The ramp looked to have been used years earlier when Marion was shipping spar by rail. I remember how the roadway sparkled with blue and purple. I picked up many a flashy piece believing that I had surely found a priceless jewel. I would drop them into my pocket with whatever other collectables I might be carrying, only to be lost somewhere in the laundry. I suppose that such foolishness was typical of that age, for if Mama ever found any of my lost treasures, she never let on.
A Train whistle from a mile away would bring my older brother Jerry, and I running to watch the train from the ramp. There were two sets of tracks then with at least one sidetrack under the ramp. Jerry would sometimes creep down to the sidetrack and lay a stick or a penny on the sidetrack rail. I was always relieved to see the train coming on one of the other rails for I was sure Jerry would derail the train. But the engineers never saw our sabotage and always waved as did the brakemen in the caboose, and that was a delight for this five-year-old.
Mama would always warn us to “watch for hoboes” who might be camped under or near the ramp. To me, a hobo was a cigar smoking, coal dust covered troll who would demand payment from two brothers caught standing on his ramp.
I never saw a hobo but I saw a lot of tired old men in bib overalls sometimes carrying lunch buckets. I saw sad looking men walking the ties with their coat thrown over their shoulder, not waving or even looking up. I remember older boys with fishing poles hiking to some hidden pond.
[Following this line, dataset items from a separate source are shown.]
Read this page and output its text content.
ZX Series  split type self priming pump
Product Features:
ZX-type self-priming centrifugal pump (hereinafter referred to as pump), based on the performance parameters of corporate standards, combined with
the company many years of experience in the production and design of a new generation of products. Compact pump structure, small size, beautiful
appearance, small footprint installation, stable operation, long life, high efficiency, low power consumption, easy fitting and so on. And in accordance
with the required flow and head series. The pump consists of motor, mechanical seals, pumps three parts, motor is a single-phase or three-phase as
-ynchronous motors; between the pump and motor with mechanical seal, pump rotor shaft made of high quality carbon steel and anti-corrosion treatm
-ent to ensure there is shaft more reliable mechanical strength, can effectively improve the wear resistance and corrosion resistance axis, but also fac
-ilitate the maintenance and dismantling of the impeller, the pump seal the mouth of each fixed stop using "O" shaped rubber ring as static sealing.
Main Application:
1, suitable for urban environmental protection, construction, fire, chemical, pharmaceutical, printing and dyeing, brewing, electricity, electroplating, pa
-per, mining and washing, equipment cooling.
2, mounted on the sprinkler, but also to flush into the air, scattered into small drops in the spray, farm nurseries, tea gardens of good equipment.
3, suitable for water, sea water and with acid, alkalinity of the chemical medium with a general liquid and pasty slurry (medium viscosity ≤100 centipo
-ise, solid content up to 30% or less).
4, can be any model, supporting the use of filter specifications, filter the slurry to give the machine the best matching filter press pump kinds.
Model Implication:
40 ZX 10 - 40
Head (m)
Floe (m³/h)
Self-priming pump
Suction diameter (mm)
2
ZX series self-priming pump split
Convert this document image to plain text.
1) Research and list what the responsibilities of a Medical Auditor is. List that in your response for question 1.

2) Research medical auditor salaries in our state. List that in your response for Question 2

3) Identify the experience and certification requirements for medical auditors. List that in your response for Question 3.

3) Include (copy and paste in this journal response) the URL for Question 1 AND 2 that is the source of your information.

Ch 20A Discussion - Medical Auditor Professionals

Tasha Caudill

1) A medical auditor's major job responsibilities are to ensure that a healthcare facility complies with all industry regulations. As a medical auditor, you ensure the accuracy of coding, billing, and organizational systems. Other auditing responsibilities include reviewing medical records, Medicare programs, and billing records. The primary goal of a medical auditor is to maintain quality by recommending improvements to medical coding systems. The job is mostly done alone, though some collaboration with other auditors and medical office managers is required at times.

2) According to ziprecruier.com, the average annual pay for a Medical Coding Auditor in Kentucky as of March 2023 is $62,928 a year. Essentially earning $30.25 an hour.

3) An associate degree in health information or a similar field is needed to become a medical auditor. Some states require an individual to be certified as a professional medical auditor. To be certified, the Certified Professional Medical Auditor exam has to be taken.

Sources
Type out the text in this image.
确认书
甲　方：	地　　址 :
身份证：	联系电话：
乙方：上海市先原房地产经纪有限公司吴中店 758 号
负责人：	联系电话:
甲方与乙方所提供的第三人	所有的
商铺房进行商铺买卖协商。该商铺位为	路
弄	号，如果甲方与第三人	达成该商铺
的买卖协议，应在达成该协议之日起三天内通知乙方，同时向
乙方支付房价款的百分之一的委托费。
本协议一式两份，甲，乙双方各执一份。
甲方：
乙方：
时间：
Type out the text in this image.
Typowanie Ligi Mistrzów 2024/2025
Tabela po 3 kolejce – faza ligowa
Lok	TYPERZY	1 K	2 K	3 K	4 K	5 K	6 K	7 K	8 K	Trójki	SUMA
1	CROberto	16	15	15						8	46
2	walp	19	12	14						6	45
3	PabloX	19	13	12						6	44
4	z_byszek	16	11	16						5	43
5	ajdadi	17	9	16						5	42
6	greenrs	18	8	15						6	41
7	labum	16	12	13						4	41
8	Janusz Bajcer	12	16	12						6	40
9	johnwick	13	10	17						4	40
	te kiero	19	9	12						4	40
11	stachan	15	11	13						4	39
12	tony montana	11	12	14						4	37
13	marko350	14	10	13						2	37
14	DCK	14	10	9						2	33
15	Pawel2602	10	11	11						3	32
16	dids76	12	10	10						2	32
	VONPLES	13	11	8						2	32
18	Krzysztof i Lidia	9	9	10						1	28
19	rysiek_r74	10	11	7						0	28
They would all melt into the distant rail mirage as Mama called us home.
Like the last echoes of the steam age, a few coal-fired locomotives would pass, hissing and roaring like Mama’s pressure cooker gone mad. The noise made it seem like they were going faster than the newer trains.
With a large wicker basket and an apron pouch full of clothespins, Mama would fill the clothesline with white sheets and cloth diapers. I remember playing under billowing sheets trying to keep in the shade with my ‘57 Mercury peddle car, as the black smoke from a locomotive drifted overhead.
“I don’t know why I bother”, Mama would say, “Between the trains and you kids, I might as well not wash clothes at all.” Relatively clean diesel engines were a Godsend, but for Mama there would always be kids. Only six years later Mama passed away leaving six children, the youngest being only four months old.
These days have long gone and life is less of a wonder now, but on some days when the wind is right and a whistle sounds in the distance, I can still reach into the pockets of my memories and pull out a glittering piece of spar that Mama saved for me.